There is a small group of ETFs that have recently caught our attention, despite the turbulent market moments. While these funds may not have gained significant recognition among a broad base of investors, they have managed to accumulate tens of millions of dollars in assets despite the challenges.
### Actively Managed Growth Fund Outperforms S&P 500 in Volatile Market
Indexperts, a smaller ETF provider, has recently launched three actively managed funds with diverse approaches. The first, the Indexperts Gorilla Aggressive Growth ETF (NYSE: ), focuses on growth stocks with high trading volumes and exceptional growth metrics. About a third of the portfolio is comprised of large-cap stocks, alongside smaller companies like Deckers Outdoor (NYSE: ) and Microsoft (NASDAQ: ).

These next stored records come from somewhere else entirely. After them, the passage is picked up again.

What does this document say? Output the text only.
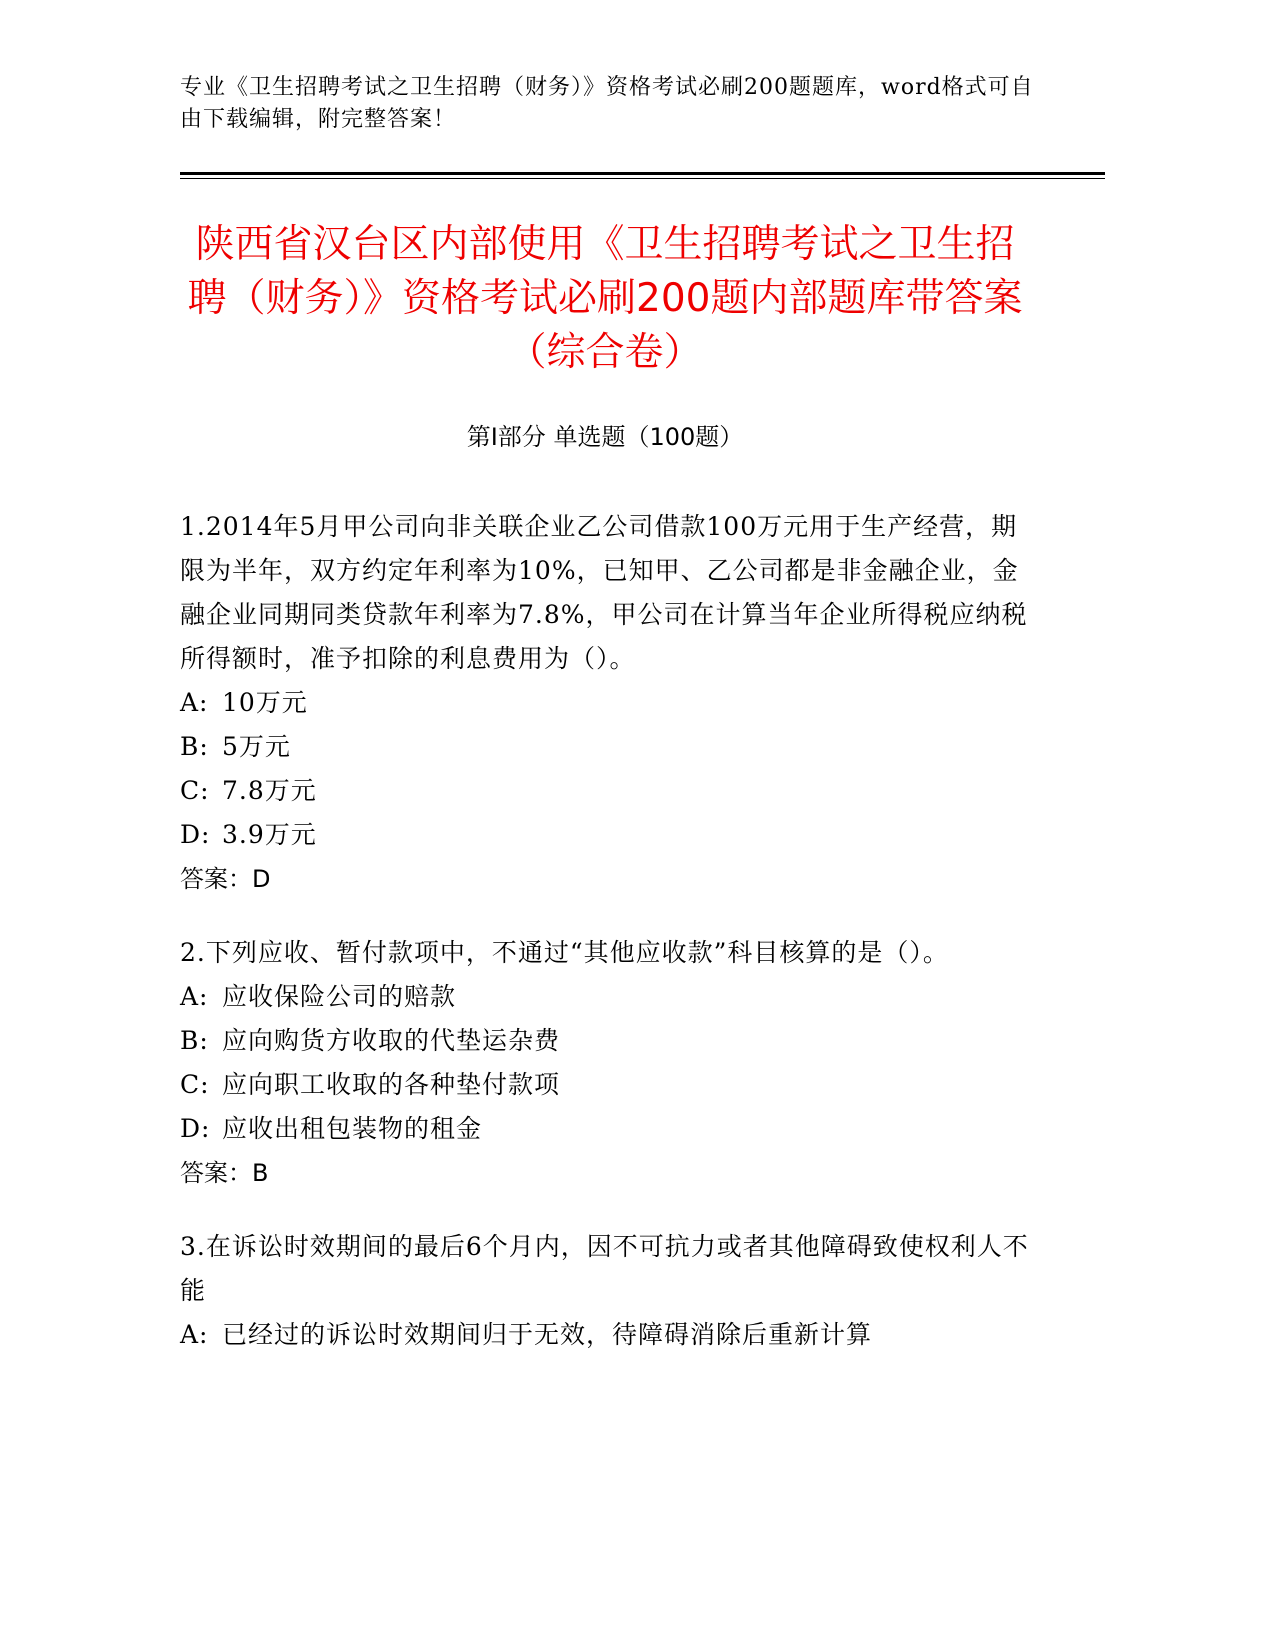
专业《卫生招聘考试之卫生招聘（财务）》资格考试必刷200题题库，word格式可自由下载编辑，附完整答案！
陕西省汉台区内部使用《卫生招聘考试之卫生招聘（财务）》资格考试必刷200题内部题库带答案（综合卷）
第I部分 单选题（100题）
1.2014年5月甲公司向非关联企业乙公司借款100万元用于生产经营，期限为半年，双方约定年利率为10%，已知甲、乙公司都是非金融企业，金融企业同期同类贷款年利率为7.8%，甲公司在计算当年企业所得税应纳税所得额时，准予扣除的利息费用为（）。
A: 10万元
B: 5万元
C: 7.8万元
D: 3.9万元
答案：D
2.下列应收、暂付款项中，不通过“其他应收款”科目核算的是（）。
A: 应收保险公司的赔款
B: 应向购货方收取的代垫运杂费
C: 应向职工收取的各种垫付款项
D: 应收出租包装物的租金
答案：B
3.在诉讼时效期间的最后6个月内，因不可抗力或者其他障碍致使权利人不能
A: 已经过的诉讼时效期间归于无效，待障碍消除后重新计算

The Indexperts Gorilla Aggressive Growth ETF has outperformed the S&P 500 with a return of -7% year-to-date, while the market’s decline is closer to 10%. This is notable, given that the fund has faced a difficult start due to market volatility.

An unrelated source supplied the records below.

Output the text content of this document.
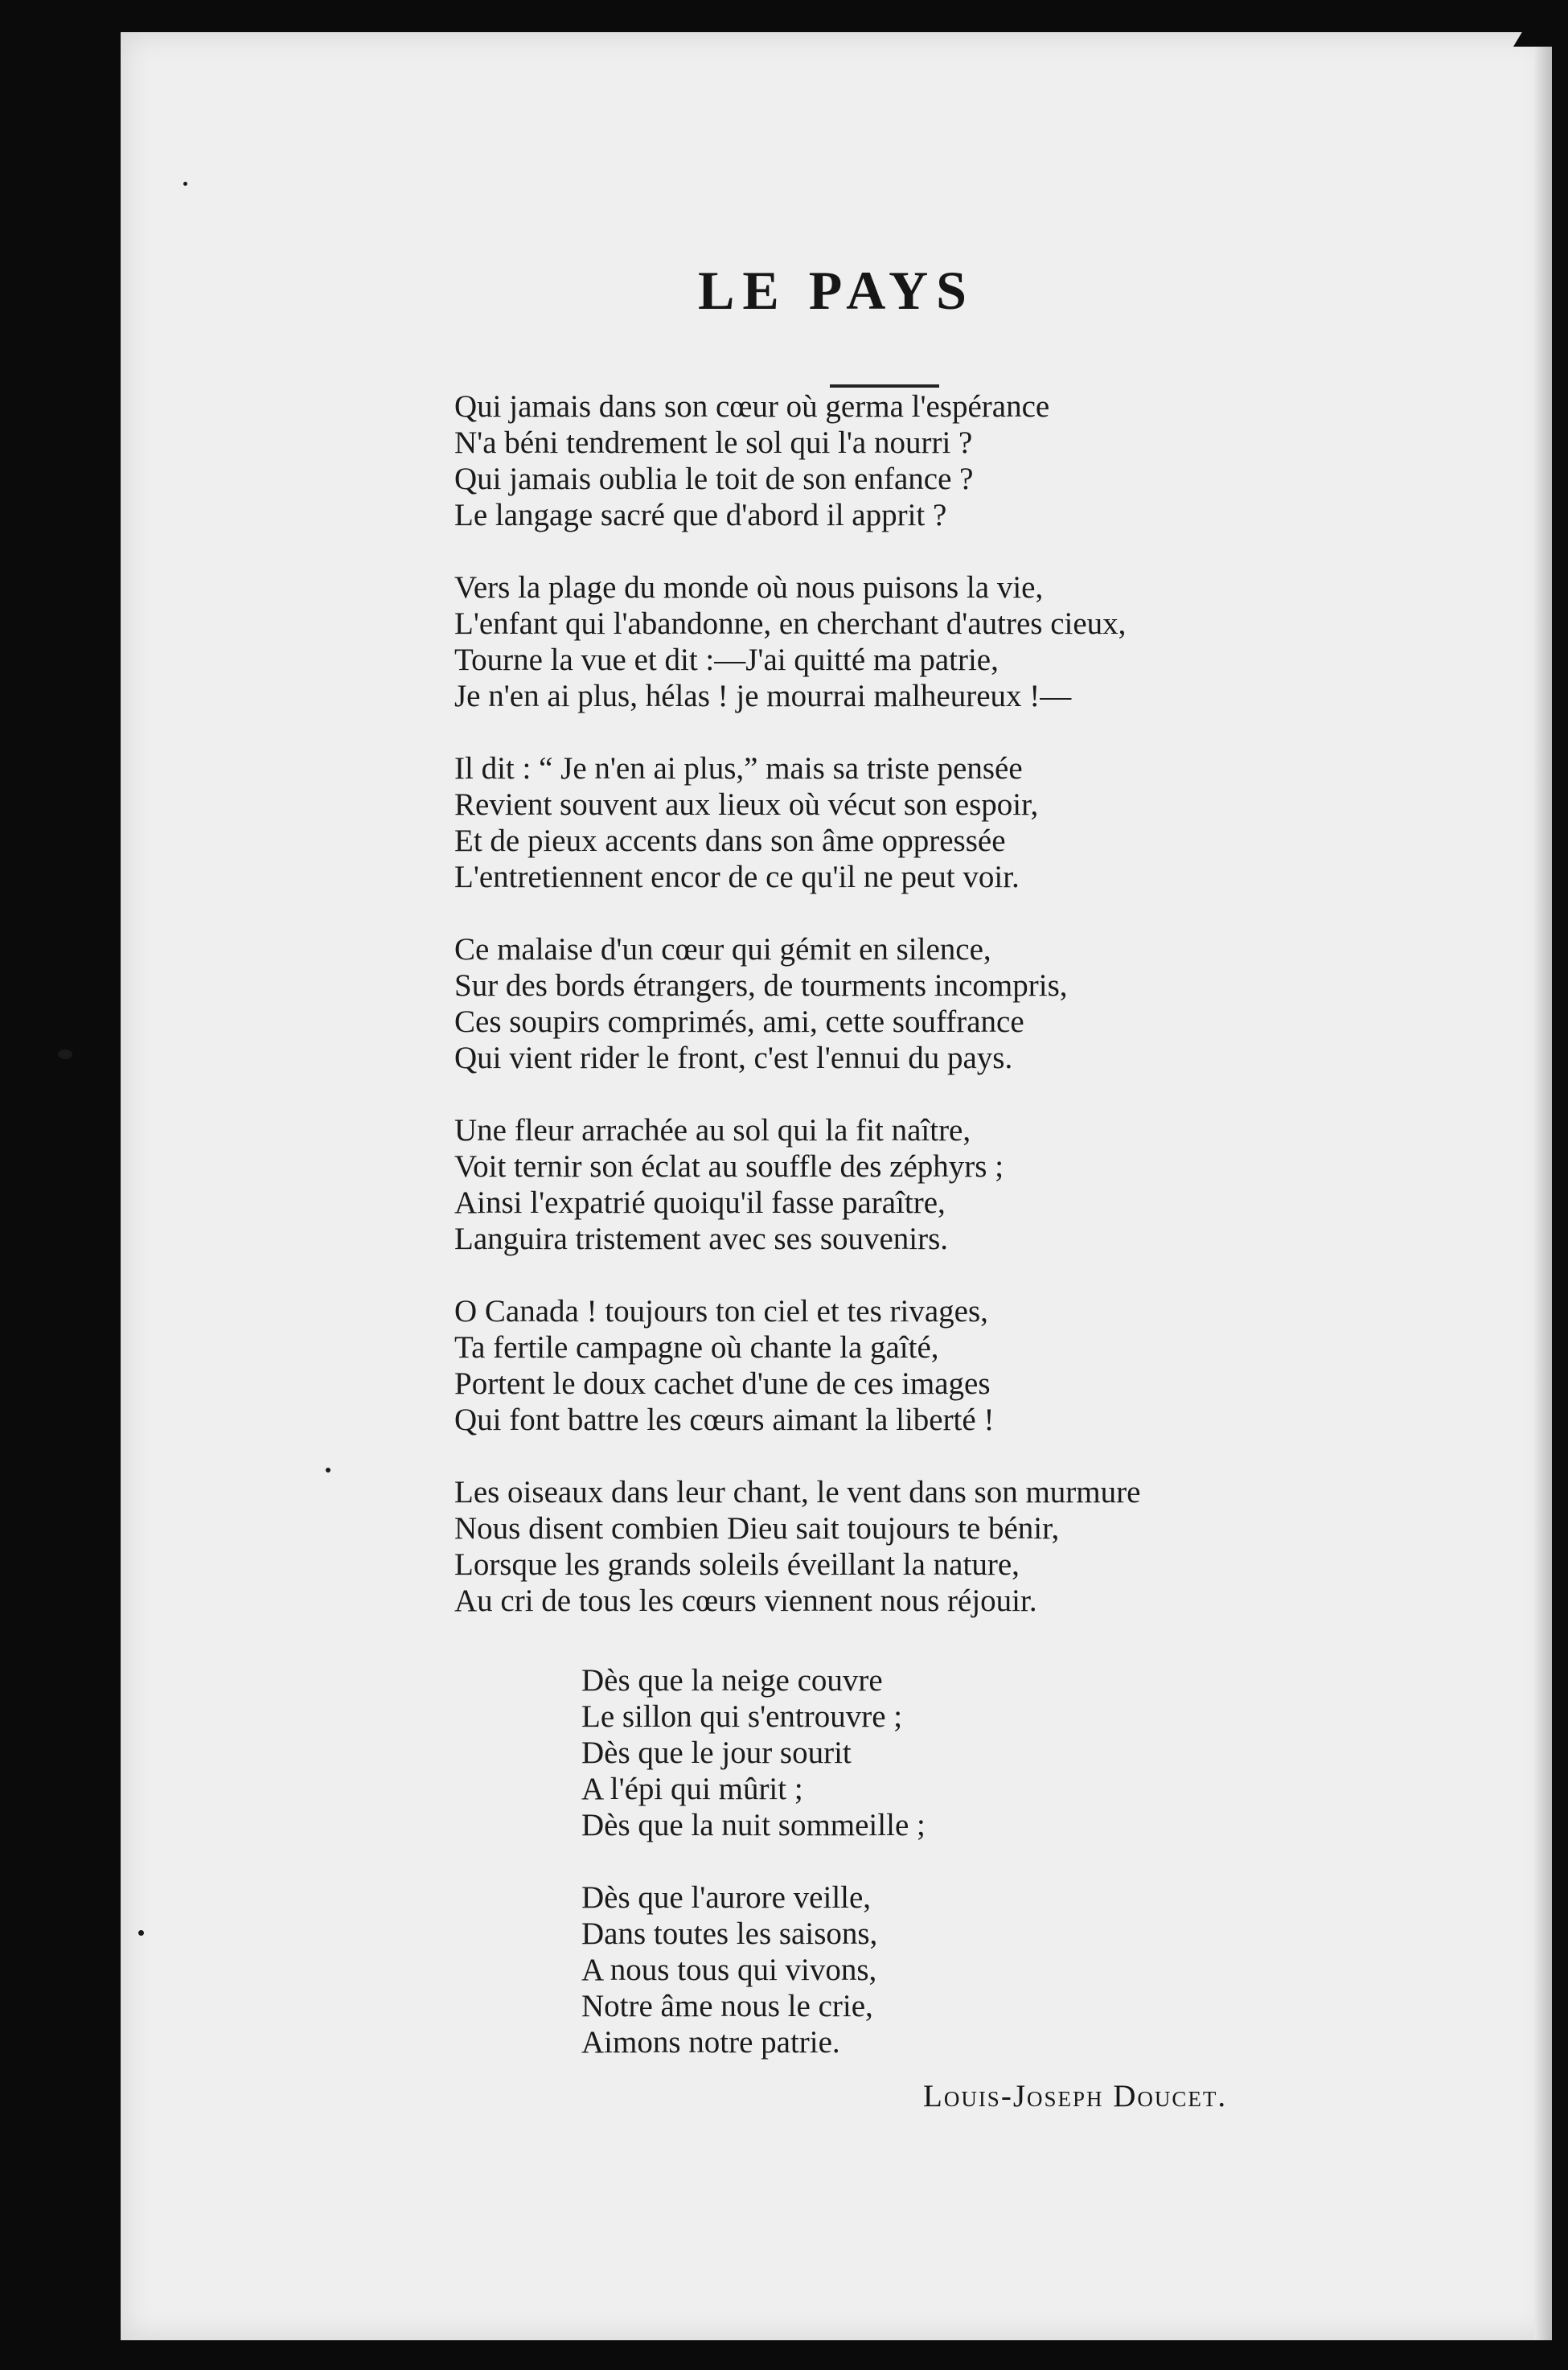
LE PAYS
Qui jamais dans son cœur où germa l'espérance
N'a béni tendrement le sol qui l'a nourri ?
Qui jamais oublia le toit de son enfance ?
Le langage sacré que d'abord il apprit ?
Vers la plage du monde où nous puisons la vie,
L'enfant qui l'abandonne, en cherchant d'autres cieux,
Tourne la vue et dit :—J'ai quitté ma patrie,
Je n'en ai plus, hélas ! je mourrai malheureux !—
Il dit : “ Je n'en ai plus,” mais sa triste pensée
Revient souvent aux lieux où vécut son espoir,
Et de pieux accents dans son âme oppressée
L'entretiennent encor de ce qu'il ne peut voir.
Ce malaise d'un cœur qui gémit en silence,
Sur des bords étrangers, de tourments incompris,
Ces soupirs comprimés, ami, cette souffrance
Qui vient rider le front, c'est l'ennui du pays.
Une fleur arrachée au sol qui la fit naître,
Voit ternir son éclat au souffle des zéphyrs ;
Ainsi l'expatrié quoiqu'il fasse paraître,
Languira tristement avec ses souvenirs.
O Canada ! toujours ton ciel et tes rivages,
Ta fertile campagne où chante la gaîté,
Portent le doux cachet d'une de ces images
Qui font battre les cœurs aimant la liberté !
Les oiseaux dans leur chant, le vent dans son murmure
Nous disent combien Dieu sait toujours te bénir,
Lorsque les grands soleils éveillant la nature,
Au cri de tous les cœurs viennent nous réjouir.
Dès que la neige couvre
Le sillon qui s'entrouvre ;
Dès que le jour sourit
A l'épi qui mûrit ;
Dès que la nuit sommeille ;
Dès que l'aurore veille,
Dans toutes les saisons,
A nous tous qui vivons,
Notre âme nous le crie,
Aimons notre patrie.
Louis-Joseph Doucet.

- One of the key strategies employed by the Indexperts Gorilla Aggressive Growth ETF is to focus on high-growth stocks.
- The fund’s portfolio includes approximately 175 high-growth names, ranging from major players like Microsoft to smaller companies.
### New QIDX ETF Offers Active Strategy on Quality Earnings
A second new offering by Indexperts, the Indexperts Quality Earnings Focused ETF (NYSE: ), shares an active management approach and an expense ratio of 0.50% with the Indexperts Gorilla Aggressive Growth ETF. However, the funds take different strategies. The Indexperts Quality Earnings Focused ETF focuses on companies with a consistent history of and a strong prospect for future earnings stability and improvement. The fund’s portfolio consists of about 130 constituents, including T-Mobile US (NASDAQ: ), American Express Company (NYSE: ), and Williams Companies (NYSE: ).

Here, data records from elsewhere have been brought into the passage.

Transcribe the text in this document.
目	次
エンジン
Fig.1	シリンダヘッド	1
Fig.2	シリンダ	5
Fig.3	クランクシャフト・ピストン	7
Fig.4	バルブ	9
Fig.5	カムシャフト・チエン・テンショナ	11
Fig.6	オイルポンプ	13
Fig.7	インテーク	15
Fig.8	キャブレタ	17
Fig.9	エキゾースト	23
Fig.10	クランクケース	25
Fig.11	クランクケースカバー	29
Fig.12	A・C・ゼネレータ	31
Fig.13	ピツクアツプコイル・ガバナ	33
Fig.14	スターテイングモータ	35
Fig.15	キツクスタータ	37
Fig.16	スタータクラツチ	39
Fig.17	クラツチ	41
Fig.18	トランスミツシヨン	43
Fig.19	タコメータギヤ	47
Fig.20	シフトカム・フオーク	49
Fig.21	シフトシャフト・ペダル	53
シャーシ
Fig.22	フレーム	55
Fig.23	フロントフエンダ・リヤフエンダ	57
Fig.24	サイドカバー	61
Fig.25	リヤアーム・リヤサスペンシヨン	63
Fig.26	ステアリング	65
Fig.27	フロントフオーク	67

- The Indexperts Quality Earnings Focused ETF uses a range of factors to rank companies, including profitability, liquidity, operating efficiency, momentum, and revenue growth.
- The fund has performed well, with a return of around 4% year-to-date, and has remained strong in the month leading up to mid-April.
### Touchstoneโs TSEL ETF Offers Focused Growth Strategy
Touchstone Sands Capital US Select Growth ETF (NASDAQ: ) is another actively managed fund in the Touchstone line of funds, which focuses on capturing upside potential while minimizing downside risk. The TSEL ETF targets U.S.-based large- and mid-cap companies with better-than-average potential for revenue or earnings growth. The TSEL ETF has a portfolio of 25 to 35 companies at any given time and is not as widely distributed or diversified as other growth-focused funds. The fund provider takes a distinctively active approach to respond to market conditions with portfolio adjustments consistently.
- The TSEL ETF includes a mix of big-name stocks and smaller companies with room for growth.
- The fund has an expense ratio of 0.67%, making it somewhat more costly than RILA or QIDX, but cheaper than many pre-existing actively managed funds.
| ETF | Expense Ratio | Assets Under Management (AUM) |
|---|---|---|
| Indexperts Gorilla Aggressive Growth ETF | 0.50% | Tens of millions of dollars |
| Indexperts Quality Earnings Focused ETF | 0.50% | Tens of millions of dollars |
| Touchstone Sands Capital US Select Growth ETF | 0.67% | Tens of millions of dollars |
As a result, these new ETFs may be worth a closer look for investors seeking new opportunities. While there’s no guarantee they’ll become the next SPY, they offer unique management styles and specialized investment strategies that could potentially provide better returns in a turbulent market.
news is a contributor at MarketMelt. We are committed to providing well-researched, accurate, and valuable content to our readers.